When armies started to be organized into regiments, they not only carried the flag of their nation but their regimental flags as well. These squarish flags were unique to the regiment and served as method of identification in the chaos of battle. Commanders could not only place their men by sight, these flags often became the rallying point for disorganized or wavering troops. There was usually a strong emotional attachment to these flags by the men of a regiment, and they would fight to the death to protect them. To lose a flag was a symbol of dishonor. These traditional military customs were still in place during the Great War, and many postcards depict soldiers running into battle with regimental flags or fighting in hand to hand combat over them. Some postcards even display captured flags to symbolize a defeated enemy.
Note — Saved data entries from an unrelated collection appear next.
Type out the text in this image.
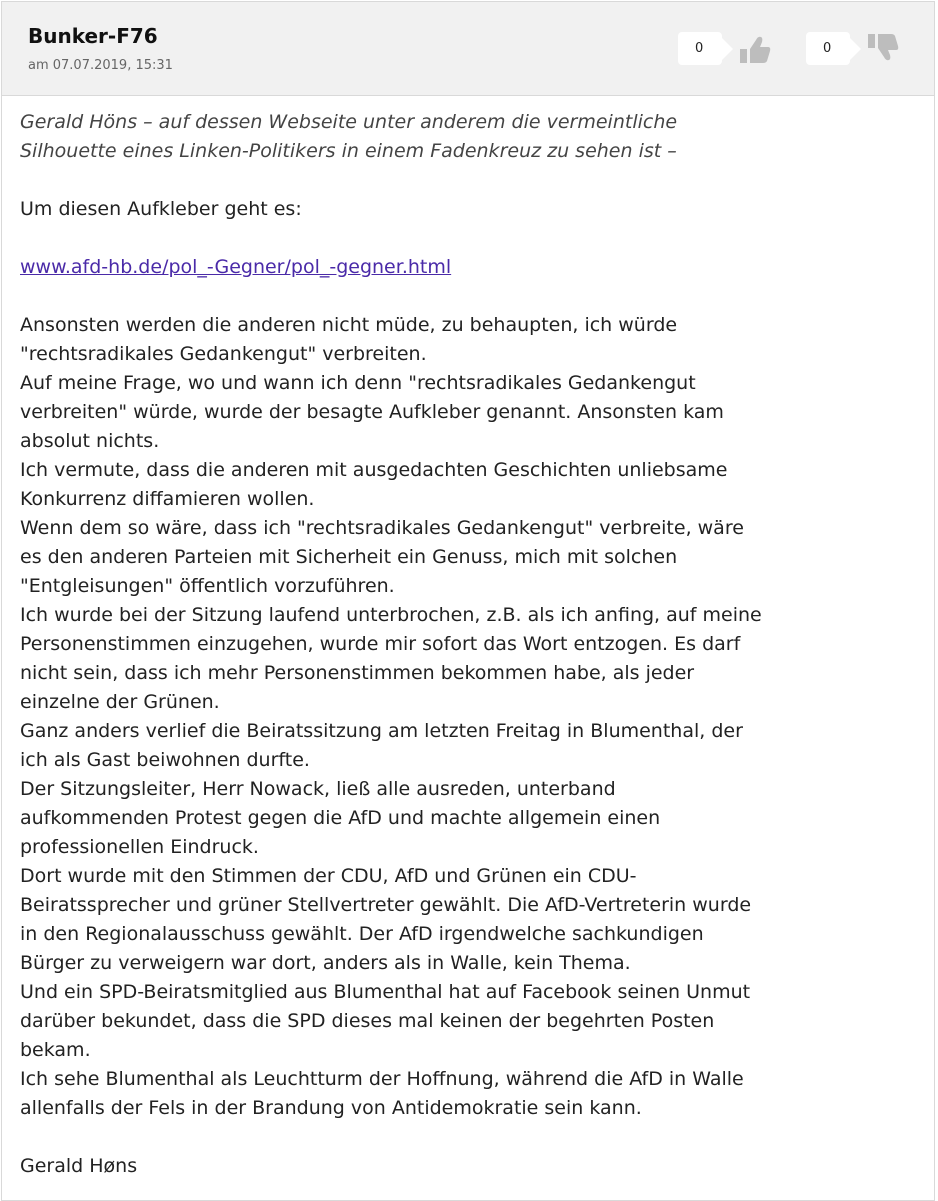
Bunker-F76
am 07.07.2019, 15:31
0	0

Gerald Höns – auf dessen Webseite unter anderem die vermeintliche

Silhouette eines Linken-Politikers in einem Fadenkreuz zu sehen ist –

Um diesen Aufkleber geht es:

www.afd-hb.de/pol_-Gegner/pol_-gegner.html

Ansonsten werden die anderen nicht müde, zu behaupten, ich würde

"rechtsradikales Gedankengut" verbreiten.

Auf meine Frage, wo und wann ich denn "rechtsradikales Gedankengut

verbreiten" würde, wurde der besagte Aufkleber genannt. Ansonsten kam

absolut nichts.

Ich vermute, dass die anderen mit ausgedachten Geschichten unliebsame

Konkurrenz diffamieren wollen.

Wenn dem so wäre, dass ich "rechtsradikales Gedankengut" verbreite, wäre

es den anderen Parteien mit Sicherheit ein Genuss, mich mit solchen

"Entgleisungen" öffentlich vorzuführen.

Ich wurde bei der Sitzung laufend unterbrochen, z.B. als ich anfing, auf meine

Personenstimmen einzugehen, wurde mir sofort das Wort entzogen. Es darf

nicht sein, dass ich mehr Personenstimmen bekommen habe, als jeder

einzelne der Grünen.

Ganz anders verlief die Beiratssitzung am letzten Freitag in Blumenthal, der

ich als Gast beiwohnen durfte.

Der Sitzungsleiter, Herr Nowack, ließ alle ausreden, unterband

aufkommenden Protest gegen die AfD und machte allgemein einen

professionellen Eindruck.

Dort wurde mit den Stimmen der CDU, AfD und Grünen ein CDU-

Beiratssprecher und grüner Stellvertreter gewählt. Die AfD-Vertreterin wurde

in den Regionalausschuss gewählt. Der AfD irgendwelche sachkundigen

Bürger zu verweigern war dort, anders als in Walle, kein Thema.

Und ein SPD-Beiratsmitglied aus Blumenthal hat auf Facebook seinen Unmut

darüber bekundet, dass die SPD dieses mal keinen der begehrten Posten

bekam.

Ich sehe Blumenthal als Leuchtturm der Hoffnung, während die AfD in Walle

allenfalls der Fels in der Brandung von Antidemokratie sein kann.

Gerald Høns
In this way a small incident could be used to represent a greater victory.
Publishers did not picture their own nation’s defeats on postcards unless they could put a positive spin on the image. Even so, there seems to be a notable lack of German cards representing the Battle of the Marne beyond what would be expected. Did they not recognize the events taking place at this time as a major battle? There are however some interesting artist drawn cards that were published in the United States in 1914 with German-English captions that depict fighting at the Marne. While the action is rather generic, they still capture German soldiers in a heroic mood rather than one of desperation. These cards could have possibly been made as a response to French claims to a victory.
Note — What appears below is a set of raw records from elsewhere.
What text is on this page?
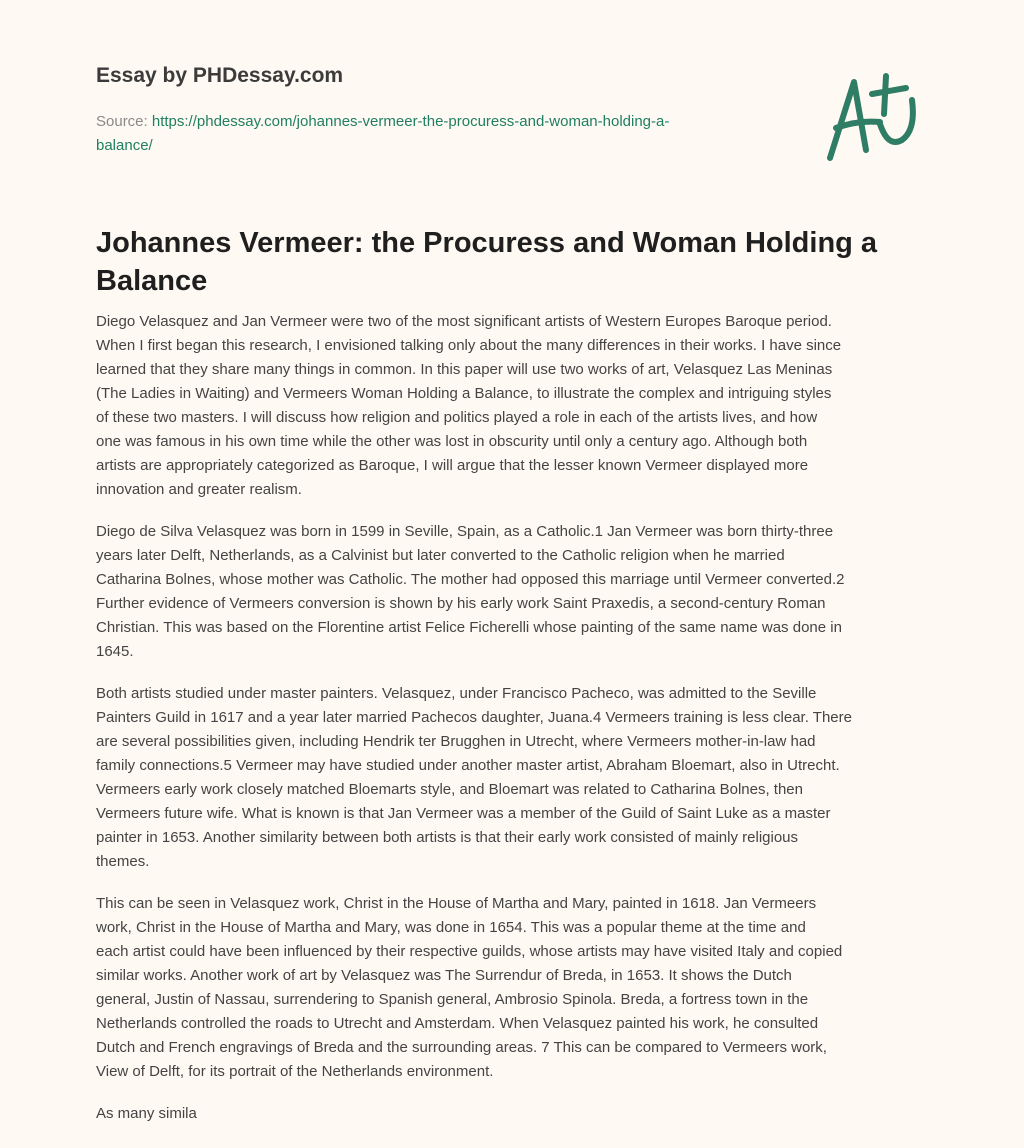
Essay by PHDessay.com
Source: https://phdessay.com/johannes-vermeer-the-procuress-and-woman-holding-a-
balance/
Johannes Vermeer: the Procuress and Woman Holding a Balance

Diego Velasquez and Jan Vermeer were two of the most significant artists of Western Europes Baroque period.
When I first began this research, I envisioned talking only about the many differences in their works. I have since
learned that they share many things in common. In this paper will use two works of art, Velasquez Las Meninas
(The Ladies in Waiting) and Vermeers Woman Holding a Balance, to illustrate the complex and intriguing styles
of these two masters. I will discuss how religion and politics played a role in each of the artists lives, and how
one was famous in his own time while the other was lost in obscurity until only a century ago. Although both
artists are appropriately categorized as Baroque, I will argue that the lesser known Vermeer displayed more
innovation and greater realism.

Diego de Silva Velasquez was born in 1599 in Seville, Spain, as a Catholic.1 Jan Vermeer was born thirty-three
years later Delft, Netherlands, as a Calvinist but later converted to the Catholic religion when he married
Catharina Bolnes, whose mother was Catholic. The mother had opposed this marriage until Vermeer converted.2
Further evidence of Vermeers conversion is shown by his early work Saint Praxedis, a second-century Roman
Christian. This was based on the Florentine artist Felice Ficherelli whose painting of the same name was done in
1645.

Both artists studied under master painters. Velasquez, under Francisco Pacheco, was admitted to the Seville
Painters Guild in 1617 and a year later married Pachecos daughter, Juana.4 Vermeers training is less clear. There
are several possibilities given, including Hendrik ter Brugghen in Utrecht, where Vermeers mother-in-law had
family connections.5 Vermeer may have studied under another master artist, Abraham Bloemart, also in Utrecht.
Vermeers early work closely matched Bloemarts style, and Bloemart was related to Catharina Bolnes, then
Vermeers future wife. What is known is that Jan Vermeer was a member of the Guild of Saint Luke as a master
painter in 1653. Another similarity between both artists is that their early work consisted of mainly religious
themes.

This can be seen in Velasquez work, Christ in the House of Martha and Mary, painted in 1618. Jan Vermeers
work, Christ in the House of Martha and Mary, was done in 1654. This was a popular theme at the time and
each artist could have been influenced by their respective guilds, whose artists may have visited Italy and copied
similar works. Another work of art by Velasquez was The Surrendur of Breda, in 1653. It shows the Dutch
general, Justin of Nassau, surrendering to Spanish general, Ambrosio Spinola. Breda, a fortress town in the
Netherlands controlled the roads to Utrecht and Amsterdam. When Velasquez painted his work, he consulted
Dutch and French engravings of Breda and the surrounding areas. 7 This can be compared to Vermeers work,
View of Delft, for its portrait of the Netherlands environment.

As many simila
Not all French postcards gave their generals credit for stopping the German advance. Many saw the miracle on the Marne in terms of a real miracle based on the strength of their religious faith. The turn around came the Feast of the Virgin’s Nativity, a day on which French soldiers rose from the dead (Debout les Morts) and drove out the Germans before them. This story of the Virgin’s help became renown. This was just one of many supernatural events that were claimed to have been seen during the War.
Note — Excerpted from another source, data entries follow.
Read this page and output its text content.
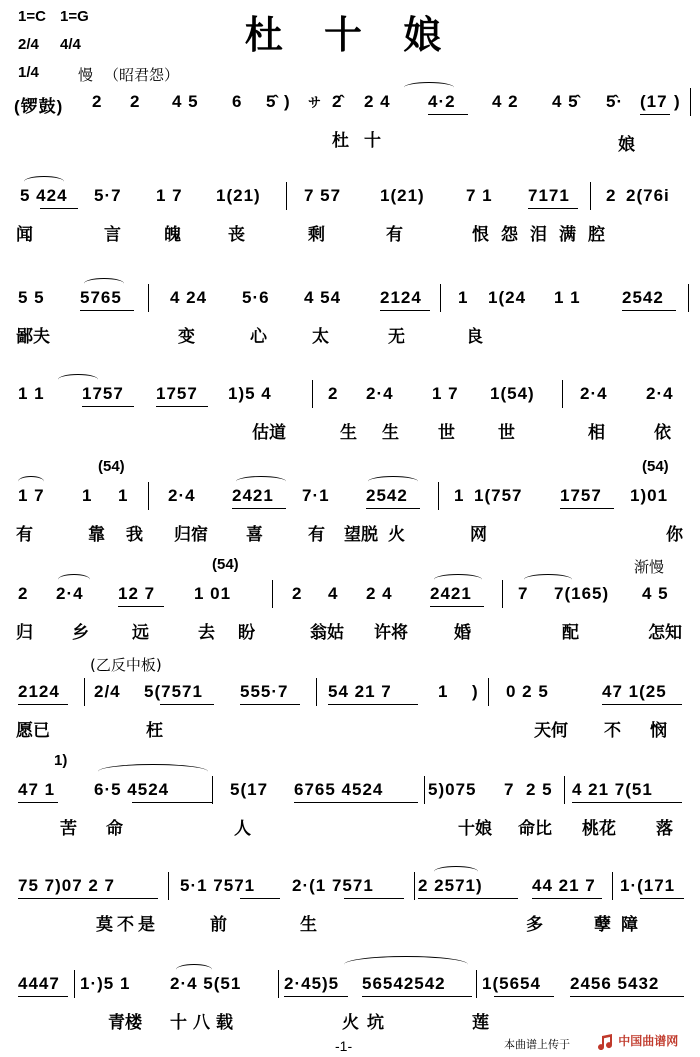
1=C 1=G
2/4 4/4
1/4	慢 （昭君怨）
杜 十 娘
(锣鼓) 2 2 4 5 6 5̂ ) サ 2̂ 2 4 4·2 4 2 4 5̂ 5̂· (17 )
杜 十	娘
5 424 5·7 1 7 1(21)	7 57 1(21) 7 1 7171 2 2(76i
闻	言	魄	丧	剩	有	恨怨泪满腔
5 5 5765	4 24 5·6 4 54 2124 1 1(24 1 1 2542
鄙夫	变	心	太	无	良
1 1 1757 1757 1)5 4	2 2·4 1 7 1(54)	2·4 2·4
估道	生 生 世	世	相	依
(54)	(54)
1 7 1 1 2·4 2421 7·1 2542	1 1(757 1757 1)01
有	靠 我 归宿 喜	有 望脱 火	网	你
(54)	渐慢
2 2·4 12 7 1 01	2 4 2 4 2421	7 7(165) 4 5
归 乡	远	去 盼	翁姑 许将	婚	配	怎知
(乙反中板)
2124 2/4 5(7571 555·7 54 21 7	1 ) 0 2 5	47 1(25
愿已	枉	天何 不 悯
1)
47 1 6·5 4524	5(17 6765 4524	5)075 7 2 5 4 21 7(51
苦 命	人	十娘 命比 桃花 落
75 7)07 2 7	5·1 7571 2·(1 7571	2 2571)	44 21 7 1·(171
莫不是	前	生	多	孽障
4447 1·)5 1 2·4 5(51	2·45)5 56542542 1(5654 2456 5432
青楼 十八载	火坑	莲
-1-	本曲谱上传于	中国曲谱网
The German withdrawal to the high ground north of Reims meant that they gave up a large swath of French territory, but they did not leave quietly. While this area suffered from some fighting, the Germans withdrew slowly enough to purposely inflict heavy damage on all the towns they passed through. This was a boon to French photographers that had not been let anywhere near the front line. This damage was presented on numerous postcards, attributing it to the senseless barbarity of Germans. While a certain amount of revenge may have been involved, this destruction may also have been a strategic military move to render the terrain behind the new French lines useless to the enemy. When the Germans advanced though this region again in 1918, the damage they previously caused would severely hamper their own movements.